The problem is that history suggests when prices get this high relative to earnings the danger to investors rises precipitously. Yellen held that back. Given the expanding multiples investors are paying, the market is starting to trade beyond what's justified by the fundamentals. When the market gets this expensive, emotions play a bigger and bigger role in how high stock prices can ultimately go. This isn't exactly the most stable of foundations with which to build an investment strategy. 

Is there any other valuations measure that can help us determine where we really are?

Help comes from the land down under, where Daniel J. Want, analytics director at Prerequisite Capital Management in Queensland, Australia, has taken Shiller's CAPE and further refined it (although he doesn't take original credit for the idea, saying he's forgotten where he originally saw it). As highlighted by Tom McClellan of the McClellan Market Report, Want has taken the CAPE and divided it by corporate bond yields, specifically the Moody's Baa yield.

The genius is in this is that it further trims the volatility of the CAPE and gives us an easier to understand message: By this measure, stock valuations have returned to heights associated with major market peaks:

In McClellan's words, the magic of the modified CAPE/Baa ratio is that it "seems to set a much more uniform ceiling for how high valuations can go." He adds that when it gets above a certain level the indicator says the market "is really getting to the edge, and is near a major price top." He emphasizes that this may not be an immediate problem, since the message is that we're near a major top; not necessarily at one.

Related: The U.S. Economy Is Finally Catching Fire

So, what should investors look for as the final warning sign?

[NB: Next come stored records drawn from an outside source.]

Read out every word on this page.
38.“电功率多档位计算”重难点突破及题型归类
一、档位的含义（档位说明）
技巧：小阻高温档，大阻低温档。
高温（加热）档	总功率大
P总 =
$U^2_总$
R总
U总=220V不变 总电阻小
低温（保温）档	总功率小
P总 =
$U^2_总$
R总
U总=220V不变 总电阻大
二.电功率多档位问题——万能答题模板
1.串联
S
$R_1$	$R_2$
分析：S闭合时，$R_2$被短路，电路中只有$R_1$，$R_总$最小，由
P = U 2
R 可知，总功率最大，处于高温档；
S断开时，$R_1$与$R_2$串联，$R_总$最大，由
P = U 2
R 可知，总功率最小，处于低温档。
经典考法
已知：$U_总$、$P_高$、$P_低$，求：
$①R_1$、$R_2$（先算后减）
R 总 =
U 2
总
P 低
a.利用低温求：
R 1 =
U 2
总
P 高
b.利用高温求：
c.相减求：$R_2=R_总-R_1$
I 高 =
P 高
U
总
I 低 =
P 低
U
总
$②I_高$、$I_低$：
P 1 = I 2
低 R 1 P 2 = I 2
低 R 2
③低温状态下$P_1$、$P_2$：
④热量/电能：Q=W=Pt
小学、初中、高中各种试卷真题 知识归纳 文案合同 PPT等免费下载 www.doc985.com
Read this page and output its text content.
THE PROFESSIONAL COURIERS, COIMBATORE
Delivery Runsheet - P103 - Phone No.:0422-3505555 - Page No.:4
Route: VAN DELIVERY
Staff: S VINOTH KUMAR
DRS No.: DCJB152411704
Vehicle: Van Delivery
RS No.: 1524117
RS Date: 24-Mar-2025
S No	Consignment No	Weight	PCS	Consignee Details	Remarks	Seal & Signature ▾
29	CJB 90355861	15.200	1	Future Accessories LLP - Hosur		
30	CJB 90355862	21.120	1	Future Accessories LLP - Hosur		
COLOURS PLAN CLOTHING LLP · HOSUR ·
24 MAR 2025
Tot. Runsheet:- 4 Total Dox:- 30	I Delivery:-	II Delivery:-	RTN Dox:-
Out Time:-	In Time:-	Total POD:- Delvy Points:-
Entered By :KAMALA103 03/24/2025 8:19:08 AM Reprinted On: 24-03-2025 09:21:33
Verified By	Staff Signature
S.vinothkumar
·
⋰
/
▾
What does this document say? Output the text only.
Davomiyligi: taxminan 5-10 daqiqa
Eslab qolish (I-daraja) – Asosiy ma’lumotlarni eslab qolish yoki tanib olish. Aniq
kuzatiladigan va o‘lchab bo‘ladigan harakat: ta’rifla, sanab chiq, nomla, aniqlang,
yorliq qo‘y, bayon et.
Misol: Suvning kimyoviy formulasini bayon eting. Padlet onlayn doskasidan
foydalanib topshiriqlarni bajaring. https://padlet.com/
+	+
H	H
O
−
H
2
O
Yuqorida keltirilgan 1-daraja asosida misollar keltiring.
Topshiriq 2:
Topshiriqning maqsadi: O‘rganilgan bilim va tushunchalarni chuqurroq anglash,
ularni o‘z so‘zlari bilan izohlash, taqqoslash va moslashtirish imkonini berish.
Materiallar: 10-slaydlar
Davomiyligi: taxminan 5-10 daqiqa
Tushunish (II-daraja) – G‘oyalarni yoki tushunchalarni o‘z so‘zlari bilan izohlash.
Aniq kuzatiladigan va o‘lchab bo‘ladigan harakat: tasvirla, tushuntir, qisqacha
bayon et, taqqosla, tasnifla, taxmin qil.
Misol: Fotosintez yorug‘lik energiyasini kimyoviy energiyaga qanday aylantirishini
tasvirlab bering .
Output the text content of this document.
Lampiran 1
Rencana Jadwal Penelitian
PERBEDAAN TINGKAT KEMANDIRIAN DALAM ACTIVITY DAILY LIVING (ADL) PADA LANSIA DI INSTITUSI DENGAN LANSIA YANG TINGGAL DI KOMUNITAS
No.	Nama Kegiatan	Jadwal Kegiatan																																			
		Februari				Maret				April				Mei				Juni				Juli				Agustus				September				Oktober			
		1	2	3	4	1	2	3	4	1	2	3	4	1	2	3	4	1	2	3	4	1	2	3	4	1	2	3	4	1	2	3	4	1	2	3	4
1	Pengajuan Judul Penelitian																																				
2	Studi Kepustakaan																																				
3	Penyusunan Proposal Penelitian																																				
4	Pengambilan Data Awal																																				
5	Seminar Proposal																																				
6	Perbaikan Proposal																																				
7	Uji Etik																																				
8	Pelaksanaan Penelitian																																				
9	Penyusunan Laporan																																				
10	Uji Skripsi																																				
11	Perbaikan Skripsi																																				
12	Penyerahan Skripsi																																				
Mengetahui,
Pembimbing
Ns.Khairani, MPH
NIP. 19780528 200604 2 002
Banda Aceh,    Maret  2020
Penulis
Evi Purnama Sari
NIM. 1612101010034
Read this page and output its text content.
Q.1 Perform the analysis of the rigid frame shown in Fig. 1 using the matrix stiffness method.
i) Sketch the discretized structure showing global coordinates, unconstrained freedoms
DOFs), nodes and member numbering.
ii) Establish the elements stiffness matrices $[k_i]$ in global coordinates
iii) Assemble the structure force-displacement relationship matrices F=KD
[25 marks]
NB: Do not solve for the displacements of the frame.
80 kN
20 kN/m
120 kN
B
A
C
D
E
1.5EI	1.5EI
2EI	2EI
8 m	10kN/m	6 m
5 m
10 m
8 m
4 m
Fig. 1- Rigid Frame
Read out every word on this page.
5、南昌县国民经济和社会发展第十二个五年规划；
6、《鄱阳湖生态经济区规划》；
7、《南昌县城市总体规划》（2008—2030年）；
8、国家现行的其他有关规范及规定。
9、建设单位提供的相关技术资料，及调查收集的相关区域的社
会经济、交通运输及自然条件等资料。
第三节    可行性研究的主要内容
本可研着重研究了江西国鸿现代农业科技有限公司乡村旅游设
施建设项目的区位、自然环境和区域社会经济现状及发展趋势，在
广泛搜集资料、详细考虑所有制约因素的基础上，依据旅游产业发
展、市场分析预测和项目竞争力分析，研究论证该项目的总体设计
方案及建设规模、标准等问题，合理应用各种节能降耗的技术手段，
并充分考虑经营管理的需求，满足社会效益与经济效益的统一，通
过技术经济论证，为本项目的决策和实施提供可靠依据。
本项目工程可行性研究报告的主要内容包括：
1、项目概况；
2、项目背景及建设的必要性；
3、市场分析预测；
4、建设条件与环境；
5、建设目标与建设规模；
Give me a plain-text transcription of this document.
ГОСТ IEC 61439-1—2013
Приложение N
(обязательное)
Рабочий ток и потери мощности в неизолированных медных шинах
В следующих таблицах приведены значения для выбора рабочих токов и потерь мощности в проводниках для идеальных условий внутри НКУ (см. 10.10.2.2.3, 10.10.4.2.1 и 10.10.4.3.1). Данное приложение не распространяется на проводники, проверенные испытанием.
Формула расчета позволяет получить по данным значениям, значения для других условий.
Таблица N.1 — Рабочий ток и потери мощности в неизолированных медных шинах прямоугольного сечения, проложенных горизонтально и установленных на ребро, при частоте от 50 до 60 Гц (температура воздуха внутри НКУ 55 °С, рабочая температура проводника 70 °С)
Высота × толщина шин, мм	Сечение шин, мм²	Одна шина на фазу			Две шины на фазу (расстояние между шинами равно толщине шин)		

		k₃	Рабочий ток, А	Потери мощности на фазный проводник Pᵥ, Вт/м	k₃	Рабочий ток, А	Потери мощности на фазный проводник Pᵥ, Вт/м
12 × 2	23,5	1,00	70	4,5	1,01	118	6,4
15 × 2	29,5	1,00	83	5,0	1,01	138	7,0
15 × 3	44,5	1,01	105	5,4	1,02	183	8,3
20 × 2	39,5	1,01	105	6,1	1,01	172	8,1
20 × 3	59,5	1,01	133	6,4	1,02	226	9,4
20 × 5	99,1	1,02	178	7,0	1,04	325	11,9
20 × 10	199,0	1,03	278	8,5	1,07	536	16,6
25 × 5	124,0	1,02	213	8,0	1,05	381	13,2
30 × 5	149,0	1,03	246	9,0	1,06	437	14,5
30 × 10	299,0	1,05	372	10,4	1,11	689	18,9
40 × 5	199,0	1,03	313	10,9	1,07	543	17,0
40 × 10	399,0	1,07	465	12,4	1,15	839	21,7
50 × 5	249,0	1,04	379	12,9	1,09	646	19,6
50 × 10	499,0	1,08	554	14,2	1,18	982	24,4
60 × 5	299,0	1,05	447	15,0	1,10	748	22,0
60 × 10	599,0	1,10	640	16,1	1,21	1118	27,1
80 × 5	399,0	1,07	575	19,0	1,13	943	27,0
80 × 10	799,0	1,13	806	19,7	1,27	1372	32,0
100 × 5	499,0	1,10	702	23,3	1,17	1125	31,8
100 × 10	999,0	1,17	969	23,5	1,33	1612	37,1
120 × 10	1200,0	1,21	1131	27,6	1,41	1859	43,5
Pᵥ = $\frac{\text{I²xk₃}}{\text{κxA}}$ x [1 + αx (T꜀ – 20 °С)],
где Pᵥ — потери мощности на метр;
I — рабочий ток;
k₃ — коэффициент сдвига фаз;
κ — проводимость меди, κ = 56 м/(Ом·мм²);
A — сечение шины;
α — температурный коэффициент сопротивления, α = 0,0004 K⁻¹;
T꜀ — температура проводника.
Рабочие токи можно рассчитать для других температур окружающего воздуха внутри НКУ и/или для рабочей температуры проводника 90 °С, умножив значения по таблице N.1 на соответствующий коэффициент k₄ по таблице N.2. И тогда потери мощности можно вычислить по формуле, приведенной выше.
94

A close study of the chart above reveals that stock market tops either coincide or come slightly after the final peaks in the CAPE/Baa ratio. McClellan likens the ratio to a rubber band, expanding and compressing but never going in one direction for too long. And right now, he sees the rubber band as "getting stretched really far, and that is a problem for the really long run for stock prices."

More simply, while the economy is revving up and the risk of a recession is remote, it appears that the stock market's gains for this cycle are pretty much been fully baked in.